Is ADHD now a global pandemic, or are we medicalising normal behaviour?
Figures show that global use of ADHD drugs has quadrupled since 2000. According to experts at least 1 in 20 schoolchildren is thought to have some degree of attention deficit hyperactivity disorder (ADHD). Some experts say this is the tip of the iceberg and there are many more children going ‘undiagnosed’.
Critics argue that bad behaviour in children is being medicalised, and even that the labels are being used to excuse unruly behaviour. The US psychiatrist who identified attention deficit disorder says up to 30% of youngsters classified as suffering from disruptive and hyperactive conditions could have been misdiagnosed. Whilst Dr Robert Spitzer, professor of psychiatry at Columbia University in New York, says many may not really be ill and may simply be showing perfectly normal signs of being happy or sad.

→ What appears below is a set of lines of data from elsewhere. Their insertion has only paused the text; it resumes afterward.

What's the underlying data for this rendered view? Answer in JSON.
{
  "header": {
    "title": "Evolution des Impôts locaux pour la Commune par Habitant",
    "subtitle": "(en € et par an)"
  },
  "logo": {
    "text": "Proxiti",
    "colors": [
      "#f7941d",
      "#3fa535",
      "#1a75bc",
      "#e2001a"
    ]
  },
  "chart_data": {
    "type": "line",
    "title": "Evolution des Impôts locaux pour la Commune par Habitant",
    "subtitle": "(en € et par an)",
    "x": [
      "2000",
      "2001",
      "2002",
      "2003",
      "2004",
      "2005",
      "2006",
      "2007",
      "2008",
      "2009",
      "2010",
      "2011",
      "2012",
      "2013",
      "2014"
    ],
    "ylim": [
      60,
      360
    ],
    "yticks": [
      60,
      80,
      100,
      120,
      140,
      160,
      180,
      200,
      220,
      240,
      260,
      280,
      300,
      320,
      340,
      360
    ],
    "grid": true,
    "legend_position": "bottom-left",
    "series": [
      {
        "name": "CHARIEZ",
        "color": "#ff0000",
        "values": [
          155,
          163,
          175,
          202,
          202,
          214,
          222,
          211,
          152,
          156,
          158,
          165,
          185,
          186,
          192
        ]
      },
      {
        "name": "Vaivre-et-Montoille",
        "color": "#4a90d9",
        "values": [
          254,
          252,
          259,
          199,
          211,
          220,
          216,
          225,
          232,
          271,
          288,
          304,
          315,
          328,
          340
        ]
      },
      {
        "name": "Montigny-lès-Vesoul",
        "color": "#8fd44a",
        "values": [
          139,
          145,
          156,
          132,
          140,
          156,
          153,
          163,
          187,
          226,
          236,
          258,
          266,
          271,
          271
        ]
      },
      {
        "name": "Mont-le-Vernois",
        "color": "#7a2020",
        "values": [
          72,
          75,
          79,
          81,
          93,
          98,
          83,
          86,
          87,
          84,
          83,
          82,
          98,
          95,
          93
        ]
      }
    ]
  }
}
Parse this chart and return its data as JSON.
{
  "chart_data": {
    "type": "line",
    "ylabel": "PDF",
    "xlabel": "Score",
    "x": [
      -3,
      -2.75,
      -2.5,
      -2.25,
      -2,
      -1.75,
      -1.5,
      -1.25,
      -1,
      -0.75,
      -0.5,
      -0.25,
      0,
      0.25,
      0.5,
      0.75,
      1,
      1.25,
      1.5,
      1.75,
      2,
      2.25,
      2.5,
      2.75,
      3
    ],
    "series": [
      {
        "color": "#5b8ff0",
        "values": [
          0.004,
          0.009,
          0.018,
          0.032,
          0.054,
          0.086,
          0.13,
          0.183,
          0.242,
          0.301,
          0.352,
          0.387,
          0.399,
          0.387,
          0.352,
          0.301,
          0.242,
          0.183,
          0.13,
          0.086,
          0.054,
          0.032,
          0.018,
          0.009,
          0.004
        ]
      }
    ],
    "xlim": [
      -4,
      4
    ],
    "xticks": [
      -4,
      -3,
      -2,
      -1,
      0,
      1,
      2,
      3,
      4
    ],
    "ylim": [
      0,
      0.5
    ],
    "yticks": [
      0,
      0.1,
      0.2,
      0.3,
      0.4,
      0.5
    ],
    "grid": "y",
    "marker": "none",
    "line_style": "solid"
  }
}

He goes on to say: ”There is no test for ADHD. It is diagnosed on the basis of a questionnaire, which is subjective.” “We are creating ADHD out of behaviours that would previously have been perceived as normal.” "There is a temptation to use it as a get-out by doctors as well."
Some argue that ADHD does not exist at all and believe it to be a quasi-medical condition that the treatment of, with powerful psychiatric drugs, is damaging children long-term.
But there appears an even more disturbing aspect to the ADHD issue above the over-diagnosis, the pseudo-science and the drug-company profiteering, and that’s the attack on boys. Data around the diagnosis of ADHD reveals that a ratio of 4 to 1 boys to girls.
Why should this be? Psychologist Michael Thompson may have the answer; he has observed: “Girls behaviour is the gold-standard in schools. Boys are now treated like defective girls.”
There are many examples of this mindset in our schools and medical professions. Many teachers and child psychologists are influenced by progressive ideologies like ‘Toxic Masculinity’ where any and all Male traits are deemed unacceptable. Boys normal energetic and often boisterous behaviour is now seen through this progressive prism. This leads to incidents like the US school sending home a seven-year-old boy for nibbling a Pop Tart into a gun. Or the story of a teacher so alarmed by a picture drawn by a student (of a sword fight), that the boy's parents were summoned in for a conference.
Boys are routinely punished for being active, competitive, and restless. In other words, boys can no longer be boys. If they are they run the risk of being diagnosed as ‘defective’ and pumped full of Ritalin.